Rückblickend kaum vorstellbar: Es gibt tatsächlich eine Zeit, in der sich Federer auf der ganz grossen Bühne schwergetan hat. In den fünf Grand-Slam-Turnieren vor seinem ersten Triumph in Wimbledon scheidet er dreimal in Runde eins aus. Nach seiner Startniederlage in Roland Garros wenige Wochen zuvor rauscht es gewaltig im internationalen Blätterwald.
Lundgren sagt: «Roger war damals schon die Weltnummer fünf. Es kamen viele Leute auf mich zu und wollten wissen, was los sei. Ich hatte das Gefühl, dass man auch mir die Schuld gab. Doch ich spürte die Unterstützung von Rogers Team. Und auch von seiner Familie.»
Anruf bei Robert Federer (77), Rogers Vater. Auch er erinnert sich: «Der Tenor war überall: ‹Endlich, endlich!› Die Leute fragten sich schon, ob es überhaupt irgendwann einmal klappen würde. Doch mit diesem Wimbledon-Erfolg hat er es allen gezeigt. Er hat die Bestätigung geliefert, dass er es kann.»

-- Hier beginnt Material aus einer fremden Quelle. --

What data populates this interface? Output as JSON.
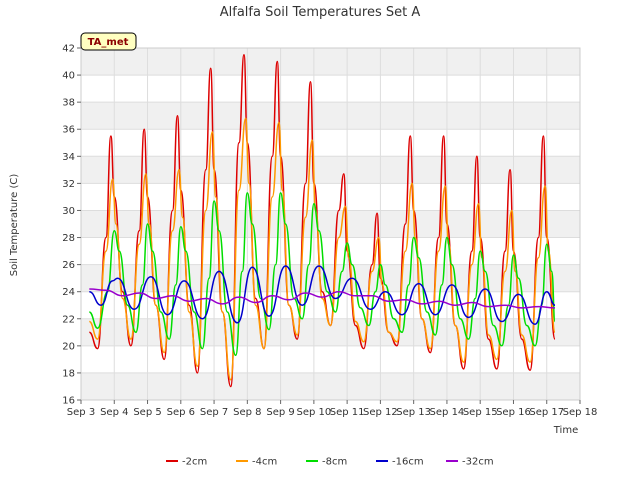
{
  "chart_data": {
    "type": "line",
    "title": "Alfalfa Soil Temperatures Set A",
    "xlabel": "Time",
    "ylabel": "Soil Temperature (C)",
    "badge": "TA_met",
    "ylim": [
      16,
      42
    ],
    "yticks": [
      16,
      18,
      20,
      22,
      24,
      26,
      28,
      30,
      32,
      34,
      36,
      38,
      40,
      42
    ],
    "xlim": [
      3,
      18
    ],
    "xticks": [
      {
        "value": 3,
        "label": "Sep 3"
      },
      {
        "value": 4,
        "label": "Sep 4"
      },
      {
        "value": 5,
        "label": "Sep 5"
      },
      {
        "value": 6,
        "label": "Sep 6"
      },
      {
        "value": 7,
        "label": "Sep 7"
      },
      {
        "value": 8,
        "label": "Sep 8"
      },
      {
        "value": 9,
        "label": "Sep 9"
      },
      {
        "value": 10,
        "label": "Sep 10"
      },
      {
        "value": 11,
        "label": "Sep 11"
      },
      {
        "value": 12,
        "label": "Sep 12"
      },
      {
        "value": 13,
        "label": "Sep 13"
      },
      {
        "value": 14,
        "label": "Sep 14"
      },
      {
        "value": 15,
        "label": "Sep 15"
      },
      {
        "value": 16,
        "label": "Sep 16"
      },
      {
        "value": 17,
        "label": "Sep 17"
      },
      {
        "value": 18,
        "label": "Sep 18"
      }
    ],
    "grid": true,
    "legend_position": "bottom",
    "series": [
      {
        "name": "-2cm",
        "color": "#dd0000",
        "x": [
          3.25,
          3.5,
          3.75,
          3.9,
          4.0,
          4.25,
          4.5,
          4.75,
          4.9,
          5.0,
          5.25,
          5.5,
          5.75,
          5.9,
          6.0,
          6.25,
          6.5,
          6.75,
          6.9,
          7.0,
          7.25,
          7.5,
          7.75,
          7.9,
          8.0,
          8.25,
          8.5,
          8.75,
          8.9,
          9.0,
          9.25,
          9.5,
          9.75,
          9.9,
          10.0,
          10.25,
          10.5,
          10.75,
          10.9,
          11.0,
          11.25,
          11.5,
          11.75,
          11.9,
          12.0,
          12.25,
          12.5,
          12.75,
          12.9,
          13.0,
          13.25,
          13.5,
          13.75,
          13.9,
          14.0,
          14.25,
          14.5,
          14.75,
          14.9,
          15.0,
          15.25,
          15.5,
          15.75,
          15.9,
          16.0,
          16.25,
          16.5,
          16.75,
          16.9,
          17.0,
          17.25
        ],
        "y": [
          21.0,
          19.8,
          28.0,
          35.5,
          31.0,
          24.0,
          20.0,
          28.5,
          36.0,
          31.0,
          23.0,
          19.0,
          30.0,
          37.0,
          31.5,
          23.0,
          18.0,
          33.0,
          40.5,
          33.0,
          22.5,
          17.0,
          35.0,
          41.5,
          35.0,
          23.5,
          19.8,
          34.0,
          41.0,
          34.0,
          23.0,
          20.5,
          32.0,
          39.5,
          32.0,
          24.0,
          21.5,
          30.0,
          32.7,
          27.0,
          21.5,
          19.8,
          26.0,
          29.8,
          25.0,
          21.0,
          20.0,
          29.0,
          35.5,
          30.0,
          22.0,
          19.5,
          28.0,
          35.5,
          29.0,
          21.5,
          18.3,
          27.0,
          34.0,
          28.0,
          20.5,
          18.3,
          27.0,
          33.0,
          27.0,
          20.5,
          18.2,
          28.0,
          35.5,
          28.0,
          20.5
        ]
      },
      {
        "name": "-4cm",
        "color": "#ff9900",
        "x": [
          3.25,
          3.5,
          3.75,
          3.95,
          4.05,
          4.25,
          4.5,
          4.75,
          4.95,
          5.05,
          5.25,
          5.5,
          5.75,
          5.95,
          6.05,
          6.25,
          6.5,
          6.75,
          6.95,
          7.05,
          7.25,
          7.5,
          7.75,
          7.95,
          8.05,
          8.25,
          8.5,
          8.75,
          8.95,
          9.05,
          9.25,
          9.5,
          9.75,
          9.95,
          10.05,
          10.25,
          10.5,
          10.75,
          10.95,
          11.05,
          11.25,
          11.5,
          11.75,
          11.95,
          12.05,
          12.25,
          12.5,
          12.75,
          12.95,
          13.05,
          13.25,
          13.5,
          13.75,
          13.95,
          14.05,
          14.25,
          14.5,
          14.75,
          14.95,
          15.05,
          15.25,
          15.5,
          15.75,
          15.95,
          16.05,
          16.25,
          16.5,
          16.75,
          16.95,
          17.05,
          17.25
        ],
        "y": [
          21.8,
          20.5,
          27.0,
          32.3,
          29.0,
          23.5,
          20.5,
          27.5,
          32.7,
          29.0,
          23.0,
          19.5,
          28.5,
          33.0,
          29.5,
          22.5,
          18.5,
          30.0,
          35.8,
          31.0,
          22.5,
          17.5,
          31.5,
          36.8,
          32.0,
          23.0,
          19.8,
          31.0,
          36.5,
          31.5,
          23.0,
          20.8,
          29.5,
          35.2,
          30.0,
          23.5,
          21.5,
          28.0,
          30.3,
          26.5,
          21.8,
          20.3,
          25.5,
          28.0,
          24.5,
          21.0,
          20.3,
          27.0,
          32.0,
          28.0,
          22.0,
          19.8,
          27.0,
          31.8,
          27.5,
          21.5,
          18.8,
          26.0,
          30.5,
          26.5,
          20.8,
          19.0,
          25.5,
          30.0,
          25.5,
          20.8,
          18.8,
          26.5,
          31.8,
          27.0,
          21.0
        ]
      },
      {
        "name": "-8cm",
        "color": "#00dd00",
        "x": [
          3.25,
          3.5,
          3.8,
          4.0,
          4.15,
          4.4,
          4.65,
          4.85,
          5.0,
          5.15,
          5.4,
          5.65,
          5.85,
          6.0,
          6.15,
          6.4,
          6.65,
          6.85,
          7.0,
          7.15,
          7.4,
          7.65,
          7.85,
          8.0,
          8.15,
          8.4,
          8.65,
          8.85,
          9.0,
          9.15,
          9.4,
          9.65,
          9.85,
          10.0,
          10.15,
          10.4,
          10.65,
          10.85,
          11.0,
          11.15,
          11.4,
          11.65,
          11.85,
          12.0,
          12.15,
          12.4,
          12.65,
          12.85,
          13.0,
          13.15,
          13.4,
          13.65,
          13.85,
          14.0,
          14.15,
          14.4,
          14.65,
          14.85,
          15.0,
          15.15,
          15.4,
          15.65,
          15.85,
          16.0,
          16.15,
          16.4,
          16.65,
          16.85,
          17.0,
          17.15,
          17.25
        ],
        "y": [
          22.5,
          21.3,
          24.0,
          28.5,
          27.0,
          23.0,
          21.0,
          24.5,
          29.0,
          27.0,
          22.5,
          20.5,
          24.5,
          28.8,
          27.0,
          22.5,
          19.8,
          25.0,
          30.7,
          28.5,
          22.5,
          19.3,
          25.5,
          31.3,
          29.0,
          23.5,
          21.2,
          26.0,
          31.3,
          29.0,
          23.5,
          22.0,
          26.0,
          30.5,
          28.5,
          24.0,
          22.5,
          25.5,
          27.6,
          26.0,
          22.8,
          21.5,
          24.0,
          26.0,
          24.5,
          22.0,
          21.0,
          24.5,
          28.0,
          26.5,
          22.5,
          20.8,
          24.5,
          28.0,
          26.0,
          22.0,
          20.5,
          23.5,
          27.0,
          25.5,
          21.5,
          20.0,
          23.0,
          26.7,
          25.0,
          21.5,
          20.0,
          23.0,
          27.5,
          25.5,
          21.8
        ]
      },
      {
        "name": "-16cm",
        "color": "#0000cc",
        "x": [
          3.25,
          3.6,
          3.95,
          4.1,
          4.6,
          5.1,
          5.6,
          6.1,
          6.65,
          7.15,
          7.7,
          8.15,
          8.65,
          9.15,
          9.65,
          10.15,
          10.65,
          11.15,
          11.7,
          12.15,
          12.65,
          13.15,
          13.65,
          14.15,
          14.65,
          15.15,
          15.65,
          16.15,
          16.65,
          17.0,
          17.25
        ],
        "y": [
          24.0,
          23.0,
          24.8,
          25.0,
          22.7,
          25.1,
          22.3,
          24.8,
          22.0,
          25.5,
          21.7,
          25.8,
          22.2,
          25.9,
          23.0,
          25.9,
          23.5,
          25.0,
          22.7,
          24.0,
          22.3,
          24.6,
          22.3,
          24.5,
          22.1,
          24.2,
          21.8,
          23.8,
          21.6,
          24.0,
          23.0
        ]
      },
      {
        "name": "-32cm",
        "color": "#9900cc",
        "x": [
          3.25,
          3.75,
          4.25,
          4.75,
          5.25,
          5.75,
          6.25,
          6.75,
          7.25,
          7.75,
          8.25,
          8.75,
          9.25,
          9.75,
          10.25,
          10.75,
          11.25,
          11.75,
          12.25,
          12.75,
          13.25,
          13.75,
          14.25,
          14.75,
          15.25,
          15.75,
          16.25,
          16.75,
          17.25
        ],
        "y": [
          24.2,
          24.1,
          23.7,
          23.9,
          23.5,
          23.7,
          23.3,
          23.5,
          23.1,
          23.6,
          23.2,
          23.7,
          23.4,
          23.9,
          23.6,
          24.0,
          23.7,
          23.7,
          23.3,
          23.4,
          23.1,
          23.3,
          23.0,
          23.2,
          22.9,
          23.0,
          22.8,
          22.9,
          22.8
        ]
      }
    ]
  }
}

Dem pflichtet auch Marco Chiudinelli (41) bei, Ex-Profi und langjähriger Freund von Roger Federer: «Dass es Roger kann, wussten wir alle. Es war nur eine Frage der Zeit. In diesem Punkt geht es allen Sportlern gleich. Erreicht man ein grosses Ziel, fällt eine Last ab. Bei Roger hat es dazu geführt, dass er irgendwie ein Selbstverständnis dafür entwickelte, seine Erfolge zu wiederholen.»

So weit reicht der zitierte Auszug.